The Voice of the Child

– How a Child Consultant Can Assist –

8/14/20252 min read

worm's-eye view photography of concrete building
worm's-eye view photography of concrete building

The Voice of the Child

– How a Child Consultant Can Assist –

In family mediation, one of the greatest risks is that the voice of the child becomes overshadowed by parental conflict. When tensions are high, discussions can be dominated by suspicion, mistrust, and the drive to “be heard” as a parent. In this environment, it is easy for children’s experiences and perspectives to be overlooked, even though they are the ones most affected by the outcome.

A child consultant plays an important role in redressing this imbalance. Their purpose is not to advocate for one parent or to ask the child to choose between them. Instead, they provide a safe, neutral environment where children can speak freely about their experiences.
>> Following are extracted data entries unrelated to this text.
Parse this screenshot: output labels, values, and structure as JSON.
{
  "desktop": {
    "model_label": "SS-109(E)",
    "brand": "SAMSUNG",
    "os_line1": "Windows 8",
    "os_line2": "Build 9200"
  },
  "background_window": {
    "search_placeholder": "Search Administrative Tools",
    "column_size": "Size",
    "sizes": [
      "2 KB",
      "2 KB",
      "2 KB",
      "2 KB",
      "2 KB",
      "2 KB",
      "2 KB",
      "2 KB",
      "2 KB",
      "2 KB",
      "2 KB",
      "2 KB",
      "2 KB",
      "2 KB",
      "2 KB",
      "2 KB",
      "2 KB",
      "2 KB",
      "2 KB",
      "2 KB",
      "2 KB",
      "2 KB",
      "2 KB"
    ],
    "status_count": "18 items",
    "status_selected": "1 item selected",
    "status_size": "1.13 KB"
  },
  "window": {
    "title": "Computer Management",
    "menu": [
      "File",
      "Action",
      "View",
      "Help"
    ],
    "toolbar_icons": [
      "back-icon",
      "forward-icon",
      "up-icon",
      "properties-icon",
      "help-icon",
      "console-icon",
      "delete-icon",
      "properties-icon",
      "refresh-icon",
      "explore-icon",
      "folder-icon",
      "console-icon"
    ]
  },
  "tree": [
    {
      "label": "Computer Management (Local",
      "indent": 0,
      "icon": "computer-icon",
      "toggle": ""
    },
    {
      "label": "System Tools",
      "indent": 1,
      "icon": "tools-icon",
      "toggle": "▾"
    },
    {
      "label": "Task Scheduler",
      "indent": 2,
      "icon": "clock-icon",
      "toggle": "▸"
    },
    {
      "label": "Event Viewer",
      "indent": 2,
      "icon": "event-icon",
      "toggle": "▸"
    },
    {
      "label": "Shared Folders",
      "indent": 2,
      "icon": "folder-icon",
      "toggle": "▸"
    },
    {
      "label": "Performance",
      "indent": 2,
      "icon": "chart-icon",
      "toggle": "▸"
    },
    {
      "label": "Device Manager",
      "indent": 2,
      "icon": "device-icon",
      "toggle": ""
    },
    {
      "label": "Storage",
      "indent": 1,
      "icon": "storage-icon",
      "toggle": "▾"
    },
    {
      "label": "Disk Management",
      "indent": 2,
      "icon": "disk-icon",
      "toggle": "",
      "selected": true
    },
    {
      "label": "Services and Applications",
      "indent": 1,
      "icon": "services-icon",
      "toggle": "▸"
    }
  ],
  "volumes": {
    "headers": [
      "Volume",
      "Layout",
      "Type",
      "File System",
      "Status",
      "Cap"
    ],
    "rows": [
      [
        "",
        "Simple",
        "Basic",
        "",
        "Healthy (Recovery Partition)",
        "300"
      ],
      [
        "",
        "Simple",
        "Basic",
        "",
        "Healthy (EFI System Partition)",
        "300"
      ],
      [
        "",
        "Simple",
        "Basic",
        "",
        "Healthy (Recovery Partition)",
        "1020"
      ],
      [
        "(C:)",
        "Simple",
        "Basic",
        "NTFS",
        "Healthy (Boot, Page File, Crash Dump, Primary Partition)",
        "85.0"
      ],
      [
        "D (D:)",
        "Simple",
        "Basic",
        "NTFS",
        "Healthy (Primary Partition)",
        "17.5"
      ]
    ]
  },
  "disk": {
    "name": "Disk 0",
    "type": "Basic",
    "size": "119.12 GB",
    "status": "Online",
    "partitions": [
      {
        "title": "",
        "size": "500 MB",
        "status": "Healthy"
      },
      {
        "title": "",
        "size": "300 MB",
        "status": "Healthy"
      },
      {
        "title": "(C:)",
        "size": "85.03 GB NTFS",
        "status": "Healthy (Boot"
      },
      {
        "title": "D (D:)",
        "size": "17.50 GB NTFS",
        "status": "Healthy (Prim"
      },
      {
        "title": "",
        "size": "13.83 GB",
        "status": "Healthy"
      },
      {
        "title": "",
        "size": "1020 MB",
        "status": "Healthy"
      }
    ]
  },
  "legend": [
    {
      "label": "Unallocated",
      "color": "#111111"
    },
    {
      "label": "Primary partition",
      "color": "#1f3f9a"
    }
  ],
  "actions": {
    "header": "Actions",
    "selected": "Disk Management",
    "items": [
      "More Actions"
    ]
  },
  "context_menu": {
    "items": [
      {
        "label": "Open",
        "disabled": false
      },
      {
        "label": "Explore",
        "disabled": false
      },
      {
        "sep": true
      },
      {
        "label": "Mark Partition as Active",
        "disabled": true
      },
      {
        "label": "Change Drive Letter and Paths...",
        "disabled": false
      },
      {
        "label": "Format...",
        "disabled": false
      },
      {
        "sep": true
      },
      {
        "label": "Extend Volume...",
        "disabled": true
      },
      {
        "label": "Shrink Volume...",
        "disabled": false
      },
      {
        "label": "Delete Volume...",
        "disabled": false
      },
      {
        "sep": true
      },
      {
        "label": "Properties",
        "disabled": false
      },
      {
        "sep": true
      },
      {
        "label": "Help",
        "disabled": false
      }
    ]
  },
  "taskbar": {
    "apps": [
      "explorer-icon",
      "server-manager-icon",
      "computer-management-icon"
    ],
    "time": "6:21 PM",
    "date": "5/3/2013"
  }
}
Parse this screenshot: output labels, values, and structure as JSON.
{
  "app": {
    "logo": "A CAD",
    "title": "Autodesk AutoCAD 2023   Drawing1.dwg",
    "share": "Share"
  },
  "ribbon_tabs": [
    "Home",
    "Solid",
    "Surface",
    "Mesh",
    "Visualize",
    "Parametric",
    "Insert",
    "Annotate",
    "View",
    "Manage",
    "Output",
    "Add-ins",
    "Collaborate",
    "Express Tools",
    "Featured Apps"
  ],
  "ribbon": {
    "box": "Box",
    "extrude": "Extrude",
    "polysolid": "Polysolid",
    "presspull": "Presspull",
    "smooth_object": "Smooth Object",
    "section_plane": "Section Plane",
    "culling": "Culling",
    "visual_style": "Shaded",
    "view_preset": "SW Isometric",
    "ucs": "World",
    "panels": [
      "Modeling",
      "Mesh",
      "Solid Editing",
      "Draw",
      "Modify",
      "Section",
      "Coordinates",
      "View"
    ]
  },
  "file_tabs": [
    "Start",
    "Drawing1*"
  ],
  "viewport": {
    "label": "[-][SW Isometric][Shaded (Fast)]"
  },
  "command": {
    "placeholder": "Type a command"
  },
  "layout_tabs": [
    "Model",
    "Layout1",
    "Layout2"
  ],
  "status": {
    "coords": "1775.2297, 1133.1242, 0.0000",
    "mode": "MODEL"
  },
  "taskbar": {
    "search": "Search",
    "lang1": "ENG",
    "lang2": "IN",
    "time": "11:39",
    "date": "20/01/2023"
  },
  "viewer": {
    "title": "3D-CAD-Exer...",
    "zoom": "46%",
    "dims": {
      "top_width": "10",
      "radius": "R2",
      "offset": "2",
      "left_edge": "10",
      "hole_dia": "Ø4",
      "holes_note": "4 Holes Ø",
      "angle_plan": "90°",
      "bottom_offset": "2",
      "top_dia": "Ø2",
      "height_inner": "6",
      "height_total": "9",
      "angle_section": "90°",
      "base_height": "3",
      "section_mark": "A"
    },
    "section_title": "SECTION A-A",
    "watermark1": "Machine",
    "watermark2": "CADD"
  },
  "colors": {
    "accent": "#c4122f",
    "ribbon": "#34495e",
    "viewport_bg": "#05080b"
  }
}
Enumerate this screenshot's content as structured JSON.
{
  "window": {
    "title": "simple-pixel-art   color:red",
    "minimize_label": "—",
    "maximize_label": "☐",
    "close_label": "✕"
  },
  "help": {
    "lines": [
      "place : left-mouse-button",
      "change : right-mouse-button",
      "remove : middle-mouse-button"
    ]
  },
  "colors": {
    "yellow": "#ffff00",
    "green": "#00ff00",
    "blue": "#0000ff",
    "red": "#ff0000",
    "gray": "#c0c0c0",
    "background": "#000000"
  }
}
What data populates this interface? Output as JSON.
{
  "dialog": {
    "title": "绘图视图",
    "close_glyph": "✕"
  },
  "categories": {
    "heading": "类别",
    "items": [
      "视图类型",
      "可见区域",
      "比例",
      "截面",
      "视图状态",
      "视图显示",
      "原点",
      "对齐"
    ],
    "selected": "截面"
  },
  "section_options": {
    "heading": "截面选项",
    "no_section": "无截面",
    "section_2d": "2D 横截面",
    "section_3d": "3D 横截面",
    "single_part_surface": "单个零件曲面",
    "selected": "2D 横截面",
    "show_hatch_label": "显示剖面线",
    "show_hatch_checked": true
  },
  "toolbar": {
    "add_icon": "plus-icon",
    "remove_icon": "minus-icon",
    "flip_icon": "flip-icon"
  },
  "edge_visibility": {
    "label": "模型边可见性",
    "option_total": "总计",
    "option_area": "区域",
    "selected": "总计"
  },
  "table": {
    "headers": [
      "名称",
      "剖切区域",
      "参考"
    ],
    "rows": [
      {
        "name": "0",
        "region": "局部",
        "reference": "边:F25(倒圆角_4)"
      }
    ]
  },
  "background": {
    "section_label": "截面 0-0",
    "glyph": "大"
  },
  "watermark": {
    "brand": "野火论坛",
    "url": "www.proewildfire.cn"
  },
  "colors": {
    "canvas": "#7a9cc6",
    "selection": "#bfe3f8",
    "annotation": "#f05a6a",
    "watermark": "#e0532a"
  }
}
This process helps children feel respected, while also ensuring their perspective informs the mediation in an appropriate and balanced way.

Children often pick up more than parents realise. Even if they are not directly involved in arguments, they are sensitive to changes in tone, tension in the home, and shifts in routines. Some children withdraw and remain quiet; others act out as a way of signalling their distress. A child consultant is trained to notice these patterns and to provide the space for a child to share what life feels like from their point of view.

The feedback given to parents is carefully considered and delivered in a constructive manner. It is not about repeating every word the child says, but about providing insights into the child’s needs, feelings, and concerns. In practice, this often has a powerful effect. Parents may hear, sometimes for the first time, how their conflict is being experienced by their child. This independent feedback can shift perspectives, soften entrenched positions, and help re-focus attention on the child’s wellbeing.

It is important to stress that involving a child consultant does not mean placing the burden of decision-making on the child. Rather, it ensures that their voice is included in a safe, supportive, and developmentally appropriate way. The responsibility for choices and agreements remains with the adults, where it belongs.

In my experience, when parents hear their child’s perspective framed by a neutral professional, it can cut through the noise of suspicion and conflict. It allows parents to see the situation through a different lens—one that prioritises the child’s welfare above the disputes of the adults.

Ultimately, the voice of the child in mediation is about recognition and respect. By involving a child consultant, families are reminded that at the heart of every disagreement lies a child who deserves to feel safe, valued, and heard.